Un utilisateur d’Eurêkoi, service de réponses et recommandations à distance assuré par des bibliothécaires, demande une liste d’ouvrages en rapport avec la maladie de leur auteur.

dessin au trait du corps d'une femme opérée du sein
Par Kathy Andrew, [CC BY-NC-ND 2.0] via Flickr

Comment faire face à l’épreuve de la maladie ? Certaines personnes choisissent de parler de leur maladie pour mieux la mettre à distance, pour retrouver sur elle une forme de maîtrise, ou pour témoigner auprès des autres de cette expérience. Mais comment ? Les bibliothécaires du service de questions/réponses Eurêkoi vous proposent des ouvrages pour découvrir comment évoquer la maladie et mettre en mots, ou en images, la souffrance et l’angoisse qui lui sont liées.

Eurêkoi – Bibliothèque publique d’information

Publié le 22/02/2021 - CC BY-SA 4.0

Notre sélection

Récits de témoignage

Et par endroits ça fait des nœuds

Camille Reynaud
Autrement, 2021

Camille, depuis l’enfance, a toujours été amoureuse des mots. Elle écrit, lit avidement, consacre ses études à la littérature. Mais un jour, l’année de ses 23 ans, les mots viennent à manquer. Confusion, douleurs, difficultés à voir et à s’exprimer… Le diagnostic tombe : Camille est victime d’une rupture d’anévrisme.
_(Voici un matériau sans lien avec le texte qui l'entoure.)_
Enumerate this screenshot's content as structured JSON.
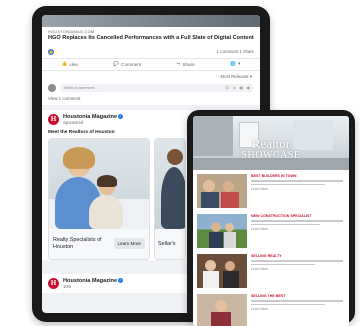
{
  "facebook": {
    "link_post": {
      "domain": "HOUSTONIAMAG.COM",
      "title": "HGO Replaces Its Cancelled Performances with a Full Slate of Digital Content",
      "comment_share_count": "1 Comment 1 Share",
      "reaction_icon": "like-icon",
      "actions": [
        {
          "label": "Like",
          "icon": "thumbs-up-icon"
        },
        {
          "label": "Comment",
          "icon": "speech-bubble-icon"
        },
        {
          "label": "Share",
          "icon": "share-arrow-icon"
        }
      ],
      "sort_label": "Most Relevant",
      "comment_placeholder": "Write a comment...",
      "view_comments": "View 1 comment"
    },
    "sponsored_post": {
      "page_name": "Houstonia Magazine",
      "sponsored_label": "Sponsored",
      "text": "Meet the Realtors of Houston",
      "cards": [
        {
          "title": "Realty Specialists of Houston",
          "button": "Learn More"
        },
        {
          "title": "Sellar's"
        }
      ]
    },
    "next_post": {
      "page_name": "Houstonia Magazine",
      "time": "10m"
    }
  },
  "showcase": {
    "title": "Realtor",
    "subtitle": "SHOWCASE",
    "listings": [
      {
        "title": "BEST BUILDERS IN TOWN",
        "more": "Learn More"
      },
      {
        "title": "NEW CONSTRUCTION SPECIALIST",
        "more": "Learn More"
      },
      {
        "title": "SELLING REALTY",
        "more": "Learn More"
      },
      {
        "title": "SELLING THE BEST",
        "more": "Learn More"
      }
    ]
  },
  "colors": {
    "facebook_blue": "#1877f2",
    "brand_red": "#c8102e",
    "device_frame": "#1a1a1a"
  }
}
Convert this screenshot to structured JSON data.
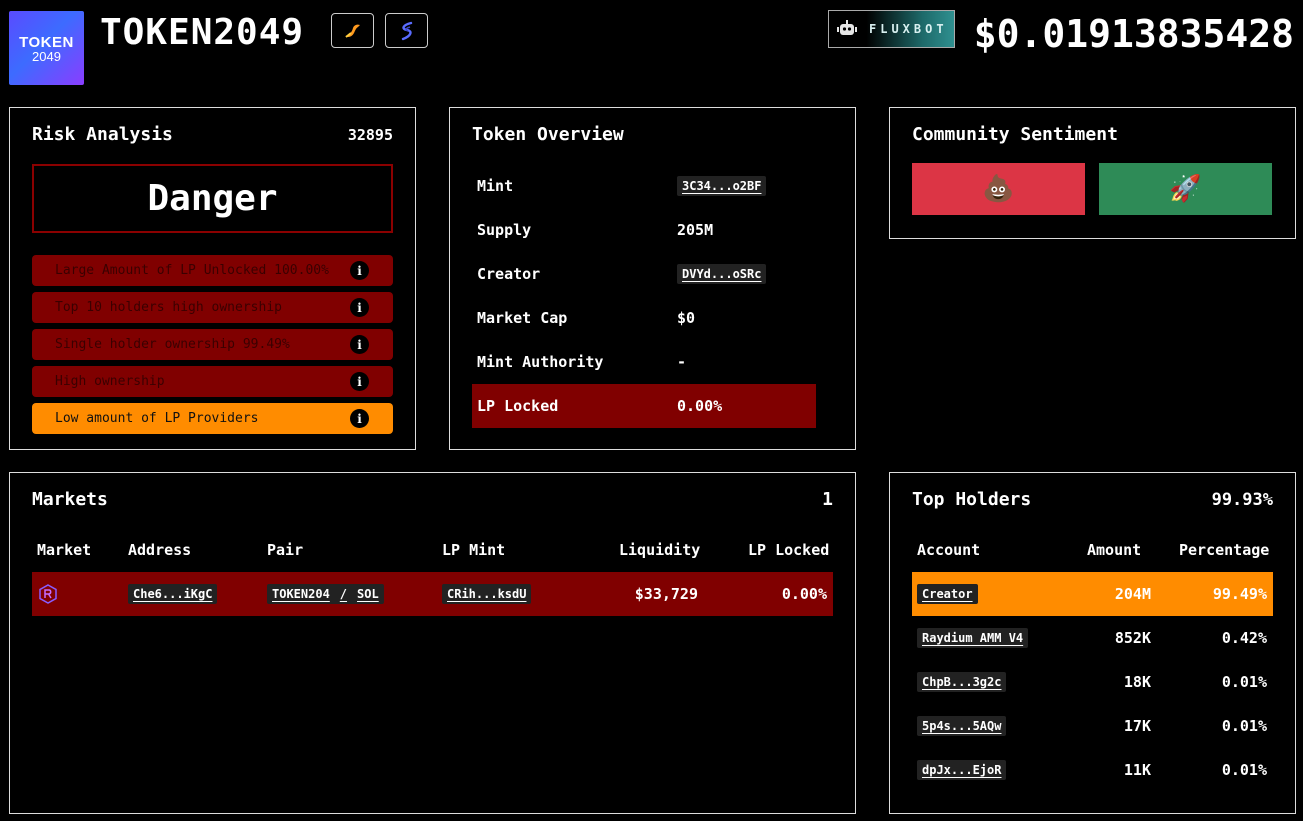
{
  "header": {
    "logo_line1": "TOKEN",
    "logo_line2": "2049",
    "token_name": "TOKEN2049",
    "fluxbot_label": "FLUXBOT",
    "price": "$0.01913835428"
  },
  "icons": {
    "bird": "bird-icon",
    "swirl": "swirl-icon",
    "robot": "robot-icon",
    "info": "info-icon",
    "raydium": "raydium-icon"
  },
  "colors": {
    "danger": "#800000",
    "warn": "#ff8c00",
    "bearish": "#dc3545",
    "bullish": "#2e8b57"
  },
  "risk": {
    "title": "Risk Analysis",
    "score": "32895",
    "level": "Danger",
    "items": [
      {
        "label": "Large Amount of LP Unlocked 100.00%",
        "info": "i"
      },
      {
        "label": "Top 10 holders high ownership",
        "info": "i"
      },
      {
        "label": "Single holder ownership 99.49%",
        "info": "i"
      },
      {
        "label": "High ownership",
        "info": "i"
      },
      {
        "label": "Low amount of LP Providers",
        "info": "i"
      }
    ]
  },
  "overview": {
    "title": "Token Overview",
    "rows": [
      {
        "key": "Mint",
        "value": "3C34...o2BF"
      },
      {
        "key": "Supply",
        "value": "205M"
      },
      {
        "key": "Creator",
        "value": "DVYd...oSRc"
      },
      {
        "key": "Market Cap",
        "value": "$0"
      },
      {
        "key": "Mint Authority",
        "value": "-"
      },
      {
        "key": "LP Locked",
        "value": "0.00%"
      }
    ]
  },
  "sentiment": {
    "title": "Community Sentiment",
    "bearish": "💩",
    "bullish": "🚀"
  },
  "markets": {
    "title": "Markets",
    "count": "1",
    "headers": [
      "Market",
      "Address",
      "Pair",
      "LP Mint",
      "Liquidity",
      "LP Locked"
    ],
    "rows": [
      {
        "address": "Che6...iKgC",
        "pair_base": "TOKEN204",
        "pair_sep": "/",
        "pair_quote": "SOL",
        "lp_mint": "CRih...ksdU",
        "liquidity": "$33,729",
        "lp_locked": "0.00%"
      }
    ]
  },
  "holders": {
    "title": "Top Holders",
    "total": "99.93%",
    "headers": [
      "Account",
      "Amount",
      "Percentage"
    ],
    "rows": [
      {
        "account": "Creator",
        "amount": "204M",
        "pct": "99.49%"
      },
      {
        "account": "Raydium AMM V4",
        "amount": "852K",
        "pct": "0.42%"
      },
      {
        "account": "ChpB...3g2c",
        "amount": "18K",
        "pct": "0.01%"
      },
      {
        "account": "5p4s...5AQw",
        "amount": "17K",
        "pct": "0.01%"
      },
      {
        "account": "dpJx...EjoR",
        "amount": "11K",
        "pct": "0.01%"
      }
    ]
  }
}
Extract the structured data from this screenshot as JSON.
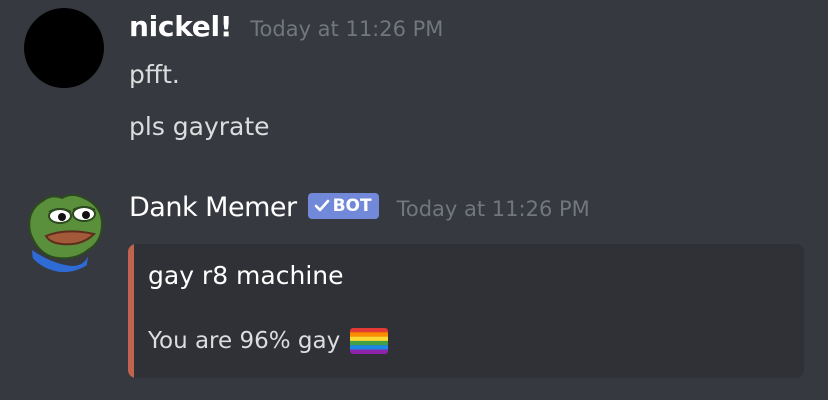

Confrontée à un corps soudain devenu étranger, Camille Reynaud convoque autour d’elle une foule de références littéraires, cinématographiques, musicales, artistiques, qui agissent comme un talisman. Ces signes persistants d’un rapport empathique au monde et à l’art deviennent une preuve que tout ce qu’elle a conçu, pensé, parcouru ou aimé reste actif, présent, en dépit des séquelles bien connues de l’AVC – à commencer par la perte, terrifiante, des mots. Sa famille d’élection, d’Hervé Guibert à Yayoi Kusama en passant par Denis Roche, l’autorise à transfigurer littérairement son parcours médical, notamment en manipulant à sa guise le vocabulaire médical qui, passé au tamis de la poésie, finit par acquérir une familiarité presque attachante. Camille Reynaud parvient ainsi à tirer de son expérience traumatique un premier roman saisissant de maturité qui, bien plus qu’un journal de maladie, devient une impressionnante entreprise de réappropriation intime et une émouvante déclaration d’amour à toutes les formes d’expression de la sensibilité humaine.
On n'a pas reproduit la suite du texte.